As well as having to be an ace administrator, motivator, diplomat and leader, you also need to have an expertise in employment law.

Anyone who’s had to deal with a unionised workforce will know the potential minefields of staff agreements, consultation, mediation and discrimination.

A growing consideration for more and more companies is the issue of neurodiversity in the workplace and an obligation for employers to recognise conditions such as dyslexia, autism, ADHD and dyspraxia when dealing with staff performance.

These ‘spectrum’ conditions encompass a range of characteristics and, in future, employers will need to become more aware of the different ways in which people with such neurological conditions learn and process information.

ACAS, the conciliation service, has produced a research paper on the subject which identifies  policies and practices that can help employers become more aware of the issue as well as assisting people with these conditions to thrive in the workplace.

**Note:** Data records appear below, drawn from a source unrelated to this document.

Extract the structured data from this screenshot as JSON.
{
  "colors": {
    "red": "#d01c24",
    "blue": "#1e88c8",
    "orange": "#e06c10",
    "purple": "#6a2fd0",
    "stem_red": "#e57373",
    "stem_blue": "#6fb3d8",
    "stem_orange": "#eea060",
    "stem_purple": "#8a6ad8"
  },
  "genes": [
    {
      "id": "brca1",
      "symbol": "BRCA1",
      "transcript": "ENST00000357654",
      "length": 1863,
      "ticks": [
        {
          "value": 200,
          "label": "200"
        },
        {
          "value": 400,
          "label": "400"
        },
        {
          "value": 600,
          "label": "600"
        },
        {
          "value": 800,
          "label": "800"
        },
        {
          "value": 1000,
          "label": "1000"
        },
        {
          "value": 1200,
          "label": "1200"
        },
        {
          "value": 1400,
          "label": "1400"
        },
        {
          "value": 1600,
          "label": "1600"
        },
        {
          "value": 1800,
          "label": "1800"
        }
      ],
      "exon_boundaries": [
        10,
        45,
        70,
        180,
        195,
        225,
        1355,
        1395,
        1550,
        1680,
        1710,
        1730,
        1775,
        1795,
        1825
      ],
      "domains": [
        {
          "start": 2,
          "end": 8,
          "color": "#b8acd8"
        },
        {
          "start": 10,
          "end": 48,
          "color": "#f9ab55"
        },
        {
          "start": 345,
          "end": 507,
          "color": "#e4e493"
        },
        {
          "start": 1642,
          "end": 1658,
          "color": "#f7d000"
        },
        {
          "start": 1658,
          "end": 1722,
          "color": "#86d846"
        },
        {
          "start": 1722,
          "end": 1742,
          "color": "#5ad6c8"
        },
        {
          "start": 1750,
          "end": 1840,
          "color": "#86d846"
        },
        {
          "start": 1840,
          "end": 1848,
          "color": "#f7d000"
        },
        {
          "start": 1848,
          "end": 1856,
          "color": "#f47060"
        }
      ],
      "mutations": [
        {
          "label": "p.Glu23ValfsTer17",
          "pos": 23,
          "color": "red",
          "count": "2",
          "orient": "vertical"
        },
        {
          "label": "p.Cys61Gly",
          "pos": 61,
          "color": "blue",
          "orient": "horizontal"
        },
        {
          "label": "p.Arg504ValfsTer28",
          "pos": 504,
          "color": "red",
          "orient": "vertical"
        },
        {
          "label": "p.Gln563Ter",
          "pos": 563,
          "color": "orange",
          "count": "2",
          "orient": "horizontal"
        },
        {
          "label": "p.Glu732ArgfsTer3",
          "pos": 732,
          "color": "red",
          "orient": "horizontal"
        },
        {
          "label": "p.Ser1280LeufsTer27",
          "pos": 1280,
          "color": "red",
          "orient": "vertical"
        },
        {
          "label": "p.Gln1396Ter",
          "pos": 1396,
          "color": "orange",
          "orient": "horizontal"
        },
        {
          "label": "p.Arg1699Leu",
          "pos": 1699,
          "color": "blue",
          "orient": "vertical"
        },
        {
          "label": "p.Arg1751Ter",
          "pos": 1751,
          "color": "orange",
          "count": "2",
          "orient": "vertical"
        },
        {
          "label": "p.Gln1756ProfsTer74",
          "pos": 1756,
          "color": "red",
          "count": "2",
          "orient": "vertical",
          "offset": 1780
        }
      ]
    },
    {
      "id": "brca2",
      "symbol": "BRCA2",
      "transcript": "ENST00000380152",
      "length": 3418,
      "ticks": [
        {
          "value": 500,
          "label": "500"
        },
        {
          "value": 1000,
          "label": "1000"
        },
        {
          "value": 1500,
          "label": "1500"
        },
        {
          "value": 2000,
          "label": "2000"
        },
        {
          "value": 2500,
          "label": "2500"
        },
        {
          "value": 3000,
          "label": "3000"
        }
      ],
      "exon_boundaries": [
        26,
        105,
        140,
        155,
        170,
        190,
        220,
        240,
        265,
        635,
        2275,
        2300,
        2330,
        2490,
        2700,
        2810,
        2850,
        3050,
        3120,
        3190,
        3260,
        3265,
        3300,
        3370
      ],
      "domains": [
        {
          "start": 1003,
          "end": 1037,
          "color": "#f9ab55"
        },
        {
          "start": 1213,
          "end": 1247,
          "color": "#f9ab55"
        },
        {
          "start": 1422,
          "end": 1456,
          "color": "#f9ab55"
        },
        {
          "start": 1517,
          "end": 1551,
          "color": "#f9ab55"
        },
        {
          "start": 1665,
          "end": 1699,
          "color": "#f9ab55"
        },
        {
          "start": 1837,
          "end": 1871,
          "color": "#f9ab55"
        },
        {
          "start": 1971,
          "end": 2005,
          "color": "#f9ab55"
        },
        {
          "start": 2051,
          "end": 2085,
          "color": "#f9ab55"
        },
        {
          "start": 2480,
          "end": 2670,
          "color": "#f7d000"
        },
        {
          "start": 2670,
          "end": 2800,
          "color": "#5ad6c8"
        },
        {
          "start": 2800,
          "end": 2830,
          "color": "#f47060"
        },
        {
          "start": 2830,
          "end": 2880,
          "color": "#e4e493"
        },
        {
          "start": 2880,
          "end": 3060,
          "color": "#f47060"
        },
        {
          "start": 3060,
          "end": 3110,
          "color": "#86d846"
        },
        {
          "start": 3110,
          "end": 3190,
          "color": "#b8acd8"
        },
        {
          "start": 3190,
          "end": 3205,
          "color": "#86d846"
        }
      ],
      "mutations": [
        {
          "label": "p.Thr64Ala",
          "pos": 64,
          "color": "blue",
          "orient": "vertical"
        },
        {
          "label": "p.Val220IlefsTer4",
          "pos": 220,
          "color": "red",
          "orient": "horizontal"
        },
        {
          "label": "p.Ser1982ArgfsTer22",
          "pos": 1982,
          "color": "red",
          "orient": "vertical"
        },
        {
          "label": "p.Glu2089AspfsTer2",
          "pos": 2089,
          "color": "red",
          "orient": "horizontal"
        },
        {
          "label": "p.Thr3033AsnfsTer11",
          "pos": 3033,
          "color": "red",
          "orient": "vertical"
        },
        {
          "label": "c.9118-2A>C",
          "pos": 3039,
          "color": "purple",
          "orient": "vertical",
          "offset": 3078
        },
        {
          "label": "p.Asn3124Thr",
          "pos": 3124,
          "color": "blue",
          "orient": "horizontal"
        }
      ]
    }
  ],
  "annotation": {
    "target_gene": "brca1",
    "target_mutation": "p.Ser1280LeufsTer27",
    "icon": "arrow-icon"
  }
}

Among the report’s findings were several issues of key importance to employers, including:

  • Problems with underperformance can arise where managers are not aware of the condition.
  • When dealing with performance issues, employers should be sensitive to and conscious of the extent to which the employee needs guidance.
  • Clear communication is vital, and it should focus on the individual’s strengths as well as areas of weakness.
  • It’s important to foster a working environment where all staff feel accepted and have the chance to play to their strengths.
  • Employers should be careful not to discriminate against neurodiverse candidates during the recruitment process.
  • Greater awareness can help. Employers should be proactive in providing information on neurodiversity for those with neurological conditions as well as for those without.
  • Placing too much emphasis on ‘all-round’ generic competencies can disadvantage staff with neurological conditions who may have highly-specialised skills that could be harnessed differently.
  • Bear in mind that neurological conditions are spectrum conditions and that characteristics will vary, including how individuals cope with the associated characteristics of their condition over time ie an autistic employee will need to have tasks tailored to them that are different to an employee with ADHD.
  • The potential merits of having a neurodiverse workforce should not be overlooked.
  • Positive attributes include creativity, lateral thinking, bringing a ‘different perspective’, development of highly specialised skills and the consistency in tasks once mastered.
  • Employers should consider the benefits of hiring employees with neurological conditions.